Um Último Compasso de Amor: O Legado de Papa Francisco Sobre Casamento e Esperança
Em prefácio inédito, Francisco mistura tango, fé e realidade para reafirmar o amor como compromisso sagrado
Nos dias que seguiram sua morte, Papa Francisco foi lembrado de muitas formas: reformador, outsider, influenciador, modernizador. E ele foi mesmo um pouco de tudo isso. Mas, acima de qualquer título, foi o guardião de uma das instituições mais antigas do Ocidente, a Igreja Católica — ainda que com seu próprio jeito de fazer isso.
Essa essência aparece claramente em um de seus últimos textos, revelado agora pelo The New York Times. Trata-se de um prefácio escrito para um livro da Fundação YOUCAT — organização apoiada pelo Vaticano que traduz a doutrina católica para uma linguagem jovem e acessível, espalhada em 70 idiomas pelo mundo. O foco do livro é o amor e o casamento, e no prefácio, Francisco reafirma o que a Igreja defende: que o casamento é um laço sagrado, celebrado entre um homem e uma mulher.
Embora não tenha alterado nenhuma regra fundamental, o papa mais latino-americano que o mundo já conheceu deixa no texto sua marca registrada: a habilidade de tocar corações com simplicidade e sensibilidade.
Um tango chamado amor
Logo de início, Francisco entrega o tom: “Na minha terra natal, a Argentina, existe uma dança que amo profundamente: o tango”, escreve ele. Para ele, o tango — com toda sua disciplina e dignidade — é uma metáfora perfeita para o casamento. Um compromisso onde dois corpos e duas almas aprendem a caminhar juntos, em sintonia e respeito.
“Fico emocionado ao ver jovens se amando e tendo a coragem de transformar esse amor em algo grandioso: ‘Quero te amar até que a morte nos separe’. Que promessa extraordinária!”, escreveu. Assim, com charme e humanidade, Francisco reafirma a visão da Igreja sobre o casamento como um compromisso absoluto, sem resvalar para a dureza ou o moralismo.
O papa sempre teve um dom especial para se comunicar, recorrendo a metáforas, parábolas e até humor, muito ao estilo das histórias contadas por Jesus. Não é à toa que ele dizia que um bom padre precisava “cheirar a ovelhas” ou que a Igreja devia ser como um “hospital de campanha”, acolhendo quem mais sofre.
Entre a esperança e a dureza da vida
Francisco foi o papa que não desviou o olhar das realidades duras da vida: pobreza, doença, exclusão. Lavou os pés de presos, telefonou para desabrigados na Faixa de Gaza. Era, como muitos o chamaram, “o papa do povo”.

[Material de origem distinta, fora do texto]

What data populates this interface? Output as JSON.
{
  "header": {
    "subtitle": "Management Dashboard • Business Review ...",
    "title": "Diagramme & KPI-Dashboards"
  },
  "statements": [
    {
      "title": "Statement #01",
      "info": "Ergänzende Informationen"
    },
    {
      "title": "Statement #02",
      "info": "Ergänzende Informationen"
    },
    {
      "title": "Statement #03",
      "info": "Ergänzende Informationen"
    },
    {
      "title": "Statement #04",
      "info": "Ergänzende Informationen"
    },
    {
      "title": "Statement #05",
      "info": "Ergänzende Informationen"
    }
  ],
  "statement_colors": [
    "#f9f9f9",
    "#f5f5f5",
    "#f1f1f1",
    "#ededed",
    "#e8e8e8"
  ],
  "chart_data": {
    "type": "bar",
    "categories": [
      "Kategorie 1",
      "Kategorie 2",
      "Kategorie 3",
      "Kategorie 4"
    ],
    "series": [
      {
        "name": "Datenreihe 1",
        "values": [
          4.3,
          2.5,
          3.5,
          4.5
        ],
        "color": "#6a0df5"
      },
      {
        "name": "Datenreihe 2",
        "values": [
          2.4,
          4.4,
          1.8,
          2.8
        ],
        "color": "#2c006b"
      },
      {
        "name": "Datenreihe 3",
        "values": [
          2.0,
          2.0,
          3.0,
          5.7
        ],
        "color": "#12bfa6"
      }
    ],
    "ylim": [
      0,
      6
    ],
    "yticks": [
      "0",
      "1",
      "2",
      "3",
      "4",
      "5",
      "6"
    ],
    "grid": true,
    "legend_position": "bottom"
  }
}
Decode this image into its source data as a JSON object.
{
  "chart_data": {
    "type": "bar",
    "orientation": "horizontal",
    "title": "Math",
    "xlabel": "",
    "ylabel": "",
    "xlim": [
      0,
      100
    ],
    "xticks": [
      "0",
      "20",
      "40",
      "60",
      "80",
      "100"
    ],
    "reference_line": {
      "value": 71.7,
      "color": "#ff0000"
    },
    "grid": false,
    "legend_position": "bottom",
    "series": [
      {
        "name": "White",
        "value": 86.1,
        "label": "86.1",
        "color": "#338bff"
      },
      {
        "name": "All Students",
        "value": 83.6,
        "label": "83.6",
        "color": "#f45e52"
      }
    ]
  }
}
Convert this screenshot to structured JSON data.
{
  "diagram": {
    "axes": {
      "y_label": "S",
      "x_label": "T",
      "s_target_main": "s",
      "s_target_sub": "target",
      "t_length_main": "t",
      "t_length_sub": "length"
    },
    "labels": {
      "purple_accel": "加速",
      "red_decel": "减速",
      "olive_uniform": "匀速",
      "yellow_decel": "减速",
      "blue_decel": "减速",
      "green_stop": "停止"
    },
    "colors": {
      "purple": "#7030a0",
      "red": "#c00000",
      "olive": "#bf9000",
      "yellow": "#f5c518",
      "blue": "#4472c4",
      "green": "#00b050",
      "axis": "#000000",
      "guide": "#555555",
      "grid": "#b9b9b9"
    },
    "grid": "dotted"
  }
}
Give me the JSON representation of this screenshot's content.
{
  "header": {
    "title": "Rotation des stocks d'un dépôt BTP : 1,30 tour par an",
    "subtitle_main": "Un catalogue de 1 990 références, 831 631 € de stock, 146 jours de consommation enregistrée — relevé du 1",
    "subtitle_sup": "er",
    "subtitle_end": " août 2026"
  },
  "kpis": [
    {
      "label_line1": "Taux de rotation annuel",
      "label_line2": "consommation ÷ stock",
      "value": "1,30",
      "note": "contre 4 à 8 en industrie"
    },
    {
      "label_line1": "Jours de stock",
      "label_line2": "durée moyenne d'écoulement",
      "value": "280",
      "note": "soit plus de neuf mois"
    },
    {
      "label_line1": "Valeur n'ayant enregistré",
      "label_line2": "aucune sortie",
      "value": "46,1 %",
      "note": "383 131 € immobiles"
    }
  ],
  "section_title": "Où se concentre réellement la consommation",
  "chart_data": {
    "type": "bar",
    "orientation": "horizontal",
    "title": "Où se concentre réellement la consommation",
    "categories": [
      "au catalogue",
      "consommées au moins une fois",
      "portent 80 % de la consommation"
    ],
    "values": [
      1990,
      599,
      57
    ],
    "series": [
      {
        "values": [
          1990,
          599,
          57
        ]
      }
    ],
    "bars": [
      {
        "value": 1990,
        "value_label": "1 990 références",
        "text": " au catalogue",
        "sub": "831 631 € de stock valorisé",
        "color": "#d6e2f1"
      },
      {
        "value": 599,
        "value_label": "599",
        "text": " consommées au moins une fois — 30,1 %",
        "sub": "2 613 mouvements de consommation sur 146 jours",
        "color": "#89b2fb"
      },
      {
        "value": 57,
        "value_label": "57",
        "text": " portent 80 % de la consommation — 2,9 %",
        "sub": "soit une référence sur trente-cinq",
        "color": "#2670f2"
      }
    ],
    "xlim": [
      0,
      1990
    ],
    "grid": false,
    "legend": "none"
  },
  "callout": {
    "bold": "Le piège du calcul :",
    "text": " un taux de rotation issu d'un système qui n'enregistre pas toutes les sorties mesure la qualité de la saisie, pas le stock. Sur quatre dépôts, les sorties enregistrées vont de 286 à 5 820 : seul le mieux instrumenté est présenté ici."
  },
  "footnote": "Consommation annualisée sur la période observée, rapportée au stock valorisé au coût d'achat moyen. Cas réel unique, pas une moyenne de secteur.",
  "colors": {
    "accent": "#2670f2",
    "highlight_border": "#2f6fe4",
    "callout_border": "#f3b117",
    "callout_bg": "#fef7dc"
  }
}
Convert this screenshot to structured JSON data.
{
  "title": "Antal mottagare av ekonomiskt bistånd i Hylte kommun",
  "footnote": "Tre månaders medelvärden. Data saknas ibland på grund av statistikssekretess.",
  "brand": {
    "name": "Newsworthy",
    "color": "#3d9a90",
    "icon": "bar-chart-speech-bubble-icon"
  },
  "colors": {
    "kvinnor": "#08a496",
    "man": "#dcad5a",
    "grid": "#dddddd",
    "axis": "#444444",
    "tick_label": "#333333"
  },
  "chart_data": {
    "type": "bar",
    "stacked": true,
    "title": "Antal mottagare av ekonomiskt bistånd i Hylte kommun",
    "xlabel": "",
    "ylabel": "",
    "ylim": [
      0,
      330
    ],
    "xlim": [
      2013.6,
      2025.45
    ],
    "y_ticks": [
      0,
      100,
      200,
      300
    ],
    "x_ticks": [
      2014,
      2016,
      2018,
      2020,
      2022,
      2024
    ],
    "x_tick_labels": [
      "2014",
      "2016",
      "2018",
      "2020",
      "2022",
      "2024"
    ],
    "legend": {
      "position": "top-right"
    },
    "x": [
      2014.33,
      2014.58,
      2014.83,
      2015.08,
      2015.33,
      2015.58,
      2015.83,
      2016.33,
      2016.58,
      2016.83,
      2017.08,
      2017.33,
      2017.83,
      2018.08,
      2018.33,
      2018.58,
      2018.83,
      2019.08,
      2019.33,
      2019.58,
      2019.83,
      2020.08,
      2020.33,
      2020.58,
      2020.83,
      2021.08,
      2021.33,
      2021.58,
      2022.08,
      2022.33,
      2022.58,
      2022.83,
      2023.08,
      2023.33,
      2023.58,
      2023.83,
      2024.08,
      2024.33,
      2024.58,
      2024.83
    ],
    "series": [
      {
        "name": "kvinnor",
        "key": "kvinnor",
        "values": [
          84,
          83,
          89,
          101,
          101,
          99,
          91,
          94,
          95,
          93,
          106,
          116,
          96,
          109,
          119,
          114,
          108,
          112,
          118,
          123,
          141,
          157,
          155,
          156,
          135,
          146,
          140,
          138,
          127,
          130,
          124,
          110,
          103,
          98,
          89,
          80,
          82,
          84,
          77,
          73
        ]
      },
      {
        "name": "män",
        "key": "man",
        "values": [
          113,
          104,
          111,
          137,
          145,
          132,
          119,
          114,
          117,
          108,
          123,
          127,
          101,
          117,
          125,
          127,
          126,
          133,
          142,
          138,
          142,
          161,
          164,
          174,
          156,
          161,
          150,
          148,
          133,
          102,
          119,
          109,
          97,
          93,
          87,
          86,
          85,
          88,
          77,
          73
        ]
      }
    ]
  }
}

No prefácio, ele não idealiza o casamento: encara de frente a estatística amarga dos divórcios. “Quantos casamentos hoje falham após três, cinco, sete anos?”, questiona. E vai além: “Talvez até seus pais tenham começado com essa coragem, mas não conseguiram levar adiante.”
Essa capacidade de encarar a vida como ela é — sem dourar a pílula — foi uma das marcas de seu papado. Francisco entendeu que nem sempre os fiéis conseguiam seguir os rígidos mandamentos da Igreja sobre casamento, celibato ou relacionamentos homoafetivos. E tentou, dentro dos limites, tornar a Igreja um espaço mais acolhedor.
Logo no início de seu pontificado, celebrou o casamento de 20 casais, muitos dos quais já viviam juntos ou tinham filhos. Em 2016, abriu brechas para que católicos divorciados e recasados pudessem receber a comunhão. Em 2023, autorizou a bênção para casais do mesmo sexo.
Cada uma dessas atitudes é como uma linha bordada neste último prefácio — e na história de seu papado.
Um legado de fé no amor
Agora, com Francisco partindo, o prefácio que deveria ser publicado no novo livro da Fundação YOUCAT ficará como testemunho de seu olhar para o amor e para a vida.
Na carta, Francisco ecoa sua exortação apostólica de 2016, Amoris Laetitia, onde chamou a Igreja a ser mais próxima e humana. Ele também reforça a ideia de criar programas que preparem jovens para o casamento, como se prepara alguém para uma missão.
“Confiem no amor. Confiem em Deus. Confiem que vocês são capazes de viver uma aventura de amor que dure para sempre”, pede Francisco. “O amor quer ser eterno; amor com prazo de validade não é amor.”
E, no seu último sopro de humanidade, Francisco relembra que todo ser humano carrega o desejo de ser aceito sem reservas — e que quem não vive essa experiência pode carregar uma ferida invisível pela vida toda.
No fim, ele deixa um recado que é mais do que doutrina: é vida, é alma, é tango.